Citizens will learn that their small businesses can also avail of insurance or that fixed deposits are not the only way to create wealth.

By Manavendra Prasad
Nobel laureate and economist Amartya Sen opined that poverty is the deprivation of opportunity. Financial inclusion is the panacea for this as it provides equality of opportunities to access financial services and hence improves the financial well-being of the financially vulnerable.
Financial inclusion in India
In practical terms, financial inclusion in India has traditionally been about making credit available to the financially weak. From the All-India Rural Credit Survey Committee report of 1954, the nationalisation of banks, to the introduction of the mandatory system of priority sector lending in 1972, all efforts have been about access to credit. Even the concept of the Lead Bank Scheme introduced in 1969 or the establishment of Local Area Banks in 1996 was with the primary objective of meeting the credit needs of the local economies and, as a result, achieving financial inclusion.
In spite of this multi-decadal institutional effort, an overwhelming majority of Indians, especially in rural areas, remain financially weak and are effectively excluded from the formal economy.
In the last many years, India’s financial inclusion strategy has become truer by the incorporation of many new elements. With the mission mode effort of Jan-Dhan bank accounts, almost 80% of adult Indians now have bank accounts. The use of Aadhaar and mobile phones for direct transfer of social benefit payments and digital payments has powered a dramatic rise in financial inclusion. However, the real financial inclusion that can support poverty alleviation will happen only when the poor not only have access to microcredit to generate additional streams of income or can receive social benefits in their bank accounts, but when they can also channel their savings into investments and create assets; or can buy insurance products that protect them financially in times of disease, disability and death, and can help fund their children’s education. It is this kind of financial inclusion that will create significant changes in the economy.
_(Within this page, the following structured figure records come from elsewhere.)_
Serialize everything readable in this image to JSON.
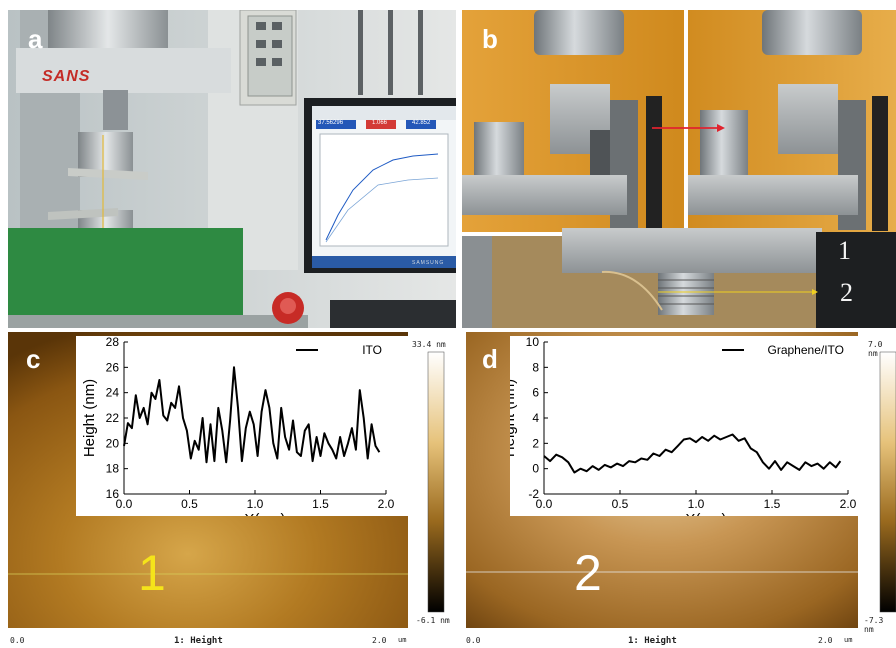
{
  "panels": {
    "a": {
      "letter": "a",
      "brand": "SANS",
      "screen_values": [
        "37.56296",
        "1.066",
        "42.852"
      ],
      "monitor_brand": "SAMSUNG"
    },
    "b": {
      "letter": "b",
      "scale_marks": [
        "1",
        "2"
      ]
    },
    "c": {
      "letter": "c",
      "line_number": "1",
      "afm_max": "33.4 nm",
      "afm_min": "-6.1 nm",
      "afm_x_start": "0.0",
      "afm_x_end": "2.0",
      "afm_unit": "um",
      "afm_caption": "1: Height"
    },
    "d": {
      "letter": "d",
      "line_number": "2",
      "afm_max": "7.0 nm",
      "afm_min": "-7.3 nm",
      "afm_x_start": "0.0",
      "afm_x_end": "2.0",
      "afm_unit": "um",
      "afm_caption": "1: Height"
    }
  },
  "chart_data": [
    {
      "panel": "c",
      "type": "line",
      "xlabel": "X(μm)",
      "ylabel": "Height (nm)",
      "xlim": [
        0,
        2.0
      ],
      "ylim": [
        16,
        28
      ],
      "xticks": [
        "0.0",
        "0.5",
        "1.0",
        "1.5",
        "2.0"
      ],
      "yticks": [
        "16",
        "18",
        "20",
        "22",
        "24",
        "26",
        "28"
      ],
      "series": [
        {
          "name": "ITO",
          "x": [
            0.0,
            0.03,
            0.06,
            0.09,
            0.12,
            0.15,
            0.18,
            0.21,
            0.24,
            0.27,
            0.3,
            0.33,
            0.36,
            0.39,
            0.42,
            0.45,
            0.48,
            0.51,
            0.54,
            0.57,
            0.6,
            0.63,
            0.66,
            0.69,
            0.72,
            0.75,
            0.78,
            0.81,
            0.84,
            0.87,
            0.9,
            0.93,
            0.96,
            0.99,
            1.02,
            1.05,
            1.08,
            1.11,
            1.14,
            1.17,
            1.2,
            1.23,
            1.26,
            1.29,
            1.32,
            1.35,
            1.38,
            1.41,
            1.44,
            1.47,
            1.5,
            1.53,
            1.56,
            1.59,
            1.62,
            1.65,
            1.68,
            1.71,
            1.74,
            1.77,
            1.8,
            1.83,
            1.86,
            1.89,
            1.92,
            1.95
          ],
          "values": [
            19.8,
            21.6,
            21.2,
            23.8,
            22.0,
            22.8,
            21.5,
            24.0,
            23.5,
            25.0,
            22.2,
            21.8,
            23.2,
            22.8,
            24.5,
            22.0,
            21.0,
            18.8,
            20.2,
            19.5,
            22.0,
            18.5,
            21.5,
            18.6,
            22.8,
            21.0,
            18.5,
            21.8,
            26.0,
            22.8,
            18.6,
            21.2,
            22.5,
            21.5,
            19.0,
            22.5,
            24.2,
            22.8,
            20.0,
            18.8,
            22.8,
            20.5,
            19.5,
            21.8,
            19.3,
            19.0,
            21.0,
            21.5,
            18.6,
            20.5,
            19.0,
            20.8,
            20.0,
            19.5,
            18.8,
            20.5,
            19.0,
            20.0,
            21.2,
            19.5,
            24.2,
            22.0,
            18.8,
            21.5,
            19.8,
            19.3
          ]
        }
      ]
    },
    {
      "panel": "d",
      "type": "line",
      "xlabel": "X(μm)",
      "ylabel": "Height (nm)",
      "xlim": [
        0,
        2.0
      ],
      "ylim": [
        -2,
        10
      ],
      "xticks": [
        "0.0",
        "0.5",
        "1.0",
        "1.5",
        "2.0"
      ],
      "yticks": [
        "-2",
        "0",
        "2",
        "4",
        "6",
        "8",
        "10"
      ],
      "series": [
        {
          "name": "Graphene/ITO",
          "x": [
            0.0,
            0.04,
            0.08,
            0.12,
            0.16,
            0.2,
            0.24,
            0.28,
            0.32,
            0.36,
            0.4,
            0.44,
            0.48,
            0.52,
            0.56,
            0.6,
            0.64,
            0.68,
            0.72,
            0.76,
            0.8,
            0.84,
            0.88,
            0.92,
            0.96,
            1.0,
            1.04,
            1.08,
            1.12,
            1.16,
            1.2,
            1.24,
            1.28,
            1.32,
            1.36,
            1.4,
            1.44,
            1.48,
            1.52,
            1.56,
            1.6,
            1.64,
            1.68,
            1.72,
            1.76,
            1.8,
            1.84,
            1.88,
            1.92,
            1.95
          ],
          "values": [
            1.0,
            0.6,
            1.1,
            0.9,
            0.5,
            -0.3,
            0.0,
            -0.2,
            0.2,
            -0.1,
            0.3,
            0.1,
            0.4,
            0.2,
            0.6,
            0.5,
            0.8,
            0.7,
            1.2,
            1.0,
            1.5,
            1.3,
            1.8,
            2.3,
            2.4,
            2.1,
            2.5,
            2.2,
            2.6,
            2.3,
            2.5,
            2.7,
            2.2,
            2.4,
            1.6,
            1.3,
            0.5,
            0.0,
            0.6,
            -0.1,
            0.5,
            0.2,
            -0.1,
            0.5,
            0.2,
            0.4,
            0.0,
            0.5,
            0.1,
            0.6
          ]
        }
      ]
    }
  ]
}
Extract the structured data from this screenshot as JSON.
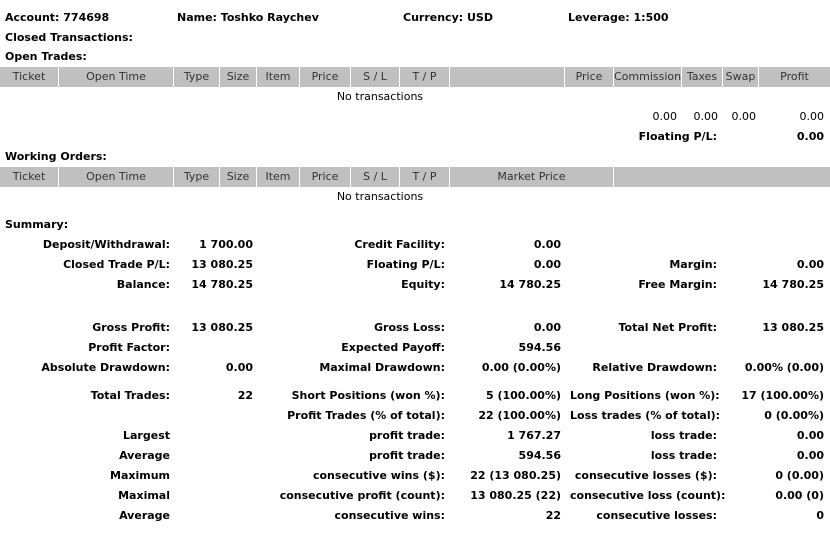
{
  "header": {
    "account": "Account: 774698",
    "name": "Name: Toshko Raychev",
    "currency": "Currency: USD",
    "leverage": "Leverage: 1:500"
  },
  "closed_transactions_label": "Closed Transactions:",
  "open_trades": {
    "title": "Open Trades:",
    "columns": [
      "Ticket",
      "Open Time",
      "Type",
      "Size",
      "Item",
      "Price",
      "S / L",
      "T / P",
      "",
      "Price",
      "Commission",
      "Taxes",
      "Swap",
      "Profit"
    ],
    "empty_message": "No transactions",
    "totals": {
      "commission": "0.00",
      "taxes": "0.00",
      "swap": "0.00",
      "profit": "0.00"
    },
    "floating_label": "Floating P/L:",
    "floating_value": "0.00"
  },
  "working_orders": {
    "title": "Working Orders:",
    "columns": [
      "Ticket",
      "Open Time",
      "Type",
      "Size",
      "Item",
      "Price",
      "S / L",
      "T / P",
      "Market Price",
      ""
    ],
    "empty_message": "No transactions"
  },
  "summary": {
    "title": "Summary:",
    "rows": [
      [
        "Deposit/Withdrawal:",
        "1 700.00",
        "Credit Facility:",
        "0.00",
        "",
        ""
      ],
      [
        "Closed Trade P/L:",
        "13 080.25",
        "Floating P/L:",
        "0.00",
        "Margin:",
        "0.00"
      ],
      [
        "Balance:",
        "14 780.25",
        "Equity:",
        "14 780.25",
        "Free Margin:",
        "14 780.25"
      ],
      [
        "Gross Profit:",
        "13 080.25",
        "Gross Loss:",
        "0.00",
        "Total Net Profit:",
        "13 080.25"
      ],
      [
        "Profit Factor:",
        "",
        "Expected Payoff:",
        "594.56",
        "",
        ""
      ],
      [
        "Absolute Drawdown:",
        "0.00",
        "Maximal Drawdown:",
        "0.00 (0.00%)",
        "Relative Drawdown:",
        "0.00% (0.00)"
      ],
      [
        "Total Trades:",
        "22",
        "Short Positions (won %):",
        "5 (100.00%)",
        "Long Positions (won %):",
        "17 (100.00%)"
      ],
      [
        "",
        "",
        "Profit Trades (% of total):",
        "22 (100.00%)",
        "Loss trades (% of total):",
        "0 (0.00%)"
      ],
      [
        "Largest",
        "",
        "profit trade:",
        "1 767.27",
        "loss trade:",
        "0.00"
      ],
      [
        "Average",
        "",
        "profit trade:",
        "594.56",
        "loss trade:",
        "0.00"
      ],
      [
        "Maximum",
        "",
        "consecutive wins ($):",
        "22 (13 080.25)",
        "consecutive losses ($):",
        "0 (0.00)"
      ],
      [
        "Maximal",
        "",
        "consecutive profit (count):",
        "13 080.25 (22)",
        "consecutive loss (count):",
        "0.00 (0)"
      ],
      [
        "Average",
        "",
        "consecutive wins:",
        "22",
        "consecutive losses:",
        "0"
      ]
    ]
  }
}
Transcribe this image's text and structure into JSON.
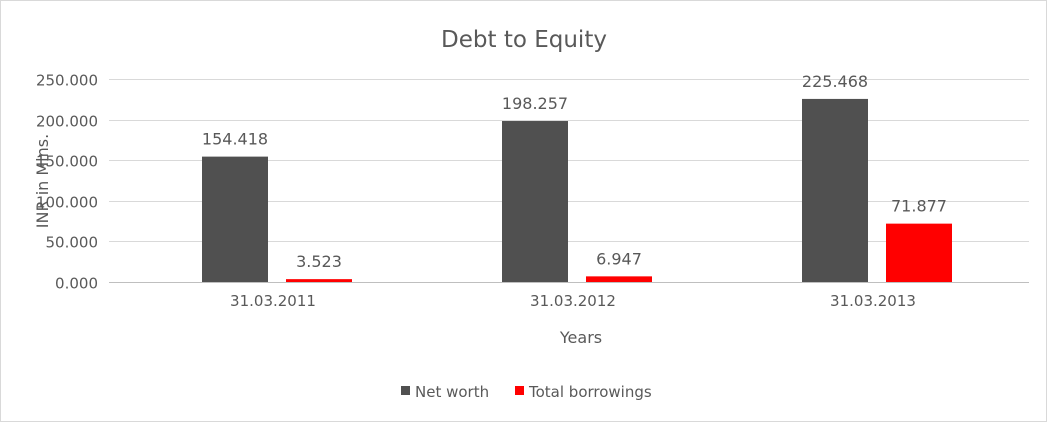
{
  "chart_data": {
    "type": "bar",
    "title": "Debt to Equity",
    "xlabel": "Years",
    "ylabel": "INR in Mlns.",
    "categories": [
      "31.03.2011",
      "31.03.2012",
      "31.03.2013"
    ],
    "series": [
      {
        "name": "Net worth",
        "values": [
          154.418,
          198.257,
          225.468
        ],
        "labels": [
          "154.418",
          "198.257",
          "225.468"
        ],
        "color": "#505050"
      },
      {
        "name": "Total borrowings",
        "values": [
          3.523,
          6.947,
          71.877
        ],
        "labels": [
          "3.523",
          "6.947",
          "71.877"
        ],
        "color": "#ff0000"
      }
    ],
    "ylim": [
      0,
      250
    ],
    "yticks": [
      "0.000",
      "50.000",
      "100.000",
      "150.000",
      "200.000",
      "250.000"
    ],
    "grid": true,
    "legend": "bottom"
  }
}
What is the new perspective?
India’s financial inclusion strategy needs to bring in a new element of comprehensive financial awareness. A financial awareness programme that helps lay-citizens become financially-competent and improves financial security.
There is currently no single source of independent and unbiased information related to personal finance. All effort is product-specific. In the absence of a comprehensive solution, there is no entity harmonising the conflicts between various financial products. Therefore, access to comprehensive application-oriented solutions will aid financial inclusion through improved financial health.
Armed with adequate knowledge, a lay-citizen can make his/her money work harder for him/her and that can allow families to save, manage cash flows and reduce the need to sell assets in times of crisis. It can enable them to build their assets and cushion themselves against external shocks. It will help them purchase livestock and consumer durables or expand their business.
Citizens will learn that their small businesses can also avail of insurance or that fixed deposits are not the only way to create wealth. They will appreciate that the primary function of insurance is protection and not wealth creation, or the fact that they can often deposit money in their bank accounts from anywhere in the country. Efficient management of their limited resources will increase savings and allow poor mothers and fathers to make the transformation from everyday survival to planning to fulfil their life-stage goals. Parents will be able to pay for their children’s tuition, better their living conditions, and seek out and pay for healthcare services as they are needed. The multiplier effect achieved by this cannot be underestimated.
It is only with this knowledge that one can prevent mis-selling and protect lay-citizens from Ponzi schemes. The lower-income category lives under the constant shadow of financial duress and any mis-sold product can make the equation go awry.
The objective of strengthening the financial protection of weaker sections of the society, with special social schemes, often remains unfulfilled because the information is not adequately available. A strong financial awareness programme will help lay-citizens benefit from numerous government schemes.
Advantages of the new perspective
Financial awareness as an important tool to achieve financial inclusion is easier to implement than making credit available. It is also more cost-efficient. It is only with widespread and efficient financial awareness, will India witness a revolution in the prevalence of financial instruments. It will lead to an effective ‘retail-isation’ of our capital markets and make them robust. Lending a helping hand to citizens in achieving their financial goals is politically very sound.
It is apt to assert that achieving financial competence needs to be integral to any customer-centric financial inclusion model.